Because King Benjamin was anxious that his words be understood, he spoke plainly. He said that he was a mortal man, just as they were, and that he had been privileged to serve them because “when ye are in the service of your fellow beings ye are only in the service of your God.” He pleaded with them to obey the Lord’s commandments and explained that it was He who had created their spirits. He declared that at that very moment Heavenly Father was supporting his frail and trembling body so that he could continue preaching to them.

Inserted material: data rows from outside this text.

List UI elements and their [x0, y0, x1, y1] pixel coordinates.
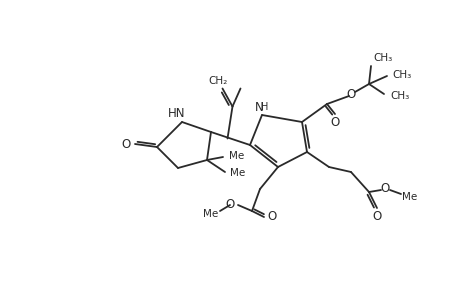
- Text: O: O: [380, 182, 389, 194]
- Text: CH₃: CH₃: [372, 53, 392, 63]
- Text: O: O: [225, 199, 234, 212]
- Text: Me: Me: [229, 151, 244, 161]
- Text: O: O: [346, 88, 355, 100]
- Text: Me: Me: [203, 209, 218, 219]
- Text: CH₃: CH₃: [391, 70, 410, 80]
- Text: HN: HN: [168, 106, 185, 119]
- Text: CH₃: CH₃: [389, 91, 409, 101]
- Text: Me: Me: [230, 168, 245, 178]
- Text: N: N: [254, 100, 263, 113]
- Text: CH₂: CH₂: [208, 76, 228, 85]
- Text: Me: Me: [402, 192, 417, 202]
- Text: O: O: [267, 211, 276, 224]
- Text: H: H: [261, 102, 268, 112]
- Text: O: O: [372, 209, 381, 223]
- Text: O: O: [330, 116, 339, 128]
- Text: O: O: [121, 137, 130, 151]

Next, King Benjamin began to prophesy of things made known to him “by an angel of God.” He told the people the glorious news of the future birth of Jesus Christ; of His ministry and miraculous healings; of His crucifixion, resurrection, and atoning sacrifice as the Saviour of all who would believe in Him, repent, and obey His commandments. King Benjamin ended the prophecy by telling the people of the agony suffered by those who endanger their salvation through their unrighteousness. When he looked around, he saw that the multitude, “had fallen to the earth, for the fear of the Lord had come upon them.”
“… And they all cried aloud with one voice, saying: O have mercy, and apply the atoning blood of Christ that we may receive forgiveness of our sins, and that our hearts may be purified; for we believe in Jesus Christ, …
“And … after they had spoken these words the Spirit of the Lord came upon them, and they were filled with joy, having received a remission of their sins.”
After this demonstration of Heavenly Father’s goodness, King Benjamin encouraged his people to be faithful, to be loving, and to be generous in sharing with the poor, because, he said, “Are we not all beggars? Do we not all depend upon the same Being, even God, for all the substance which we have, for both food and raiment, and for gold, and for silver, and for all the riches which we have of every kind?”
When the people had all pledged their belief in Jesus Christ and had promised to keep the commandments, King Benjamin told them, “Because of the covenant which ye have made ye shall be called the children of Christ. …
“And I would that ye should remember also, that this is the name that … never should be blotted out, except it be through transgression.”
When King Benjamin was through speaking, he thought it wise to compile the names of all those who had made a covenant with the Lord, and he was pleased to discover that every name was listed, except for those of small children.
Benjamin died three years after Mosiah began to reign, and Mosiah tilled the earth as his father had and did “that which his father had done in all things.”